Suasana Perdesaan di Pinggiran Yangon (Dokpri)
Suasana Perdesaan di Pinggiran Yangon (Dokpri)
Tak terasa kereta akan memasuki stasiun Yangon setelah tiga jam lebih sepuluh menit perjalanan. Rintik-rintik hujan menemaniku turun dari kereta, dan siang hari ini loket Circular Train penuh dengan antrian turis dan warga lokal karena inilah satu-satunya hiburan yang jalan saat pesta air. Sementara kereta jarak jauh tidak semua beroperasi pada masa liburan tahun baru Myanmar sehingga stasiun tampak sunyi.

Penumpang Bercampur Sayur Mayur (Dokpri)
Penumpang Bercampur Sayur Mayur (Dokpri)
Setelah sempat mampir ke Taman Maha Bandoola yang sedang ada live music merayakan tahun baru, saya buru-buru pulang ke hotel untuk menghindari pesta air yang membahana. Kaos yang saya kenakan sempat basah terkena semprotan water cannon yang dilontarkan beberapa orang di pesta air tersebut. Dan dari sore hingga esok paginya saya hanya mengurung diri di hotel karena takut terjebak pesta air sehingga basah kuyup seperti warga lokal.

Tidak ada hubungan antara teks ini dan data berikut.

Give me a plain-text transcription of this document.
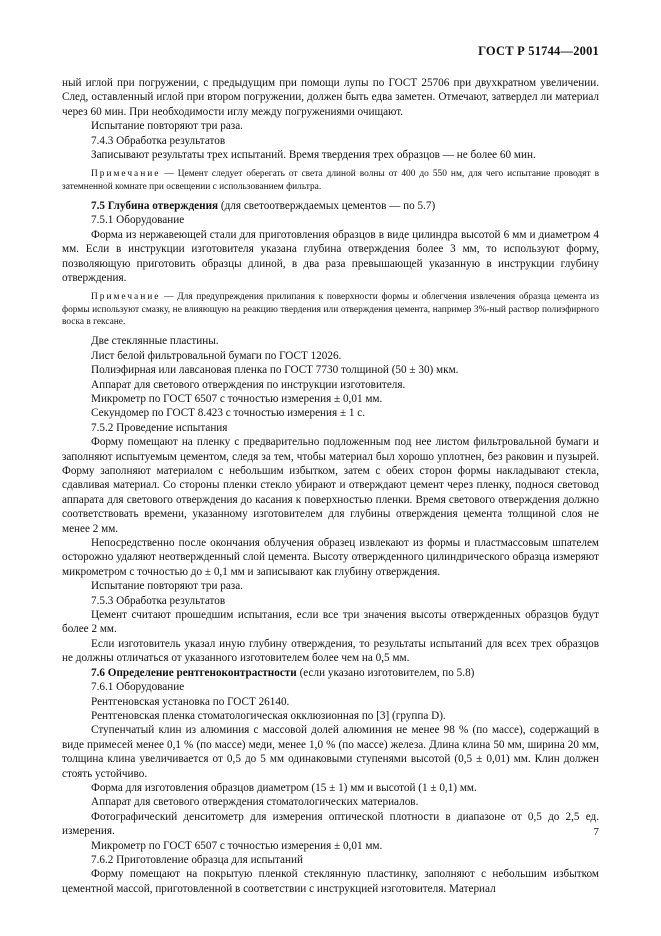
ГОСТ Р 51744—2001

ный иглой при погружении, с предыдущим при помощи лупы по ГОСТ 25706 при двухкратном увеличении. След, оставленный иглой при втором погружении, должен быть едва заметен. Отмечают, затвердел ли материал через 60 мин. При необходимости иглу между погружениями очищают.

Испытание повторяют три раза.

7.4.3 Обработка результатов

Записывают результаты трех испытаний. Время твердения трех образцов — не более 60 мин.

Примечание — Цемент следует оберегать от света длиной волны от 400 до 550 нм, для чего испытание проводят в затемненной комнате при освещении с использованием фильтра.

7.5 Глубина отверждения (для светоотверждаемых цементов — по 5.7)

7.5.1 Оборудование

Форма из нержавеющей стали для приготовления образцов в виде цилиндра высотой 6 мм и диаметром 4 мм. Если в инструкции изготовителя указана глубина отверждения более 3 мм, то используют форму, позволяющую приготовить образцы длиной, в два раза превышающей указанную в инструкции глубину отверждения.

Примечание — Для предупреждения прилипания к поверхности формы и облегчения извлечения образца цемента из формы используют смазку, не влияющую на реакцию твердения или отверждения цемента, например 3%-ный раствор полиэфирного воска в гексане.

Две стеклянные пластины.

Лист белой фильтровальной бумаги по ГОСТ 12026.

Полиэфирная или лавсановая пленка по ГОСТ 7730 толщиной (50 ± 30) мкм.

Аппарат для светового отверждения по инструкции изготовителя.

Микрометр по ГОСТ 6507 с точностью измерения ± 0,01 мм.

Секундомер по ГОСТ 8.423 с точностью измерения ± 1 с.

7.5.2 Проведение испытания

Форму помещают на пленку с предварительно подложенным под нее листом фильтровальной бумаги и заполняют испытуемым цементом, следя за тем, чтобы материал был хорошо уплотнен, без раковин и пузырей. Форму заполняют материалом с небольшим избытком, затем с обеих сторон формы накладывают стекла, сдавливая материал. Со стороны пленки стекло убирают и отверждают цемент через пленку, поднося световод аппарата для светового отверждения до касания к поверхностью пленки. Время светового отверждения должно соответствовать времени, указанному изготовителем для глубины отверждения цемента толщиной слоя не менее 2 мм.

Непосредственно после окончания облучения образец извлекают из формы и пластмассовым шпателем осторожно удаляют неотвержденный слой цемента. Высоту отвержденного цилиндрического образца измеряют микрометром с точностью до ± 0,1 мм и записывают как глубину отверждения.

Испытание повторяют три раза.

7.5.3 Обработка результатов

Цемент считают прошедшим испытания, если все три значения высоты отвержденных образцов будут более 2 мм.

Если изготовитель указал иную глубину отверждения, то результаты испытаний для всех трех образцов не должны отличаться от указанного изготовителем более чем на 0,5 мм.

7.6 Определение рентгеноконтрастности (если указано изготовителем, по 5.8)

7.6.1 Оборудование

Рентгеновская установка по ГОСТ 26140.

Рентгеновская пленка стоматологическая окклюзионная по [3] (группа D).

Ступенчатый клин из алюминия с массовой долей алюминия не менее 98 % (по массе), содержащий в виде примесей менее 0,1 % (по массе) меди, менее 1,0 % (по массе) железа. Длина клина 50 мм, ширина 20 мм, толщина клина увеличивается от 0,5 до 5 мм одинаковыми ступенями высотой (0,5 ± 0,01) мм. Клин должен стоять устойчиво.

Форма для изготовления образцов диаметром (15 ± 1) мм и высотой (1 ± 0,1) мм.

Аппарат для светового отверждения стоматологических материалов.

Фотографический денситометр для измерения оптической плотности в диапазоне от 0,5 до 2,5 ед. измерения.

Микрометр по ГОСТ 6507 с точностью измерения ± 0,01 мм.

7.6.2 Приготовление образца для испытаний

Форму помещают на покрытую пленкой стеклянную пластинку, заполняют с небольшим избытком цементной массой, приготовленной в соответствии с инструкцией изготовителя. Материал

7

Perkampungan Penduduk di Pinggiran Kota (Dokpri)
Perkampungan Penduduk di Pinggiran Kota (Dokpri)
Esok paginya seperti biasa sebelum pesta air dimulai, saya sempatkan berkunjung ke Danau Kandawgyi dimana terdapat perahu Karaweik yang terkenal itu. Suasananya cukup asri, namun sayangnya jalan berbentuk jembatan yang menyusuri danau terbuat dari kayu dan mulai lapuk sehingga harus hati-hati melangkah agar tidak terjatuh ke dalam danau. Danaunya sendiri kurang terawat, terlihat dari banyaknya eceng gondok tumbuh dan sampah bertebaran di sisi danau. Di sebelah selatan danau terdapat Kebun Binatang Yangon, namun masih tutup karena saya datang terlalu pagi sehingga hanya bisa berfoto di luarnya saja.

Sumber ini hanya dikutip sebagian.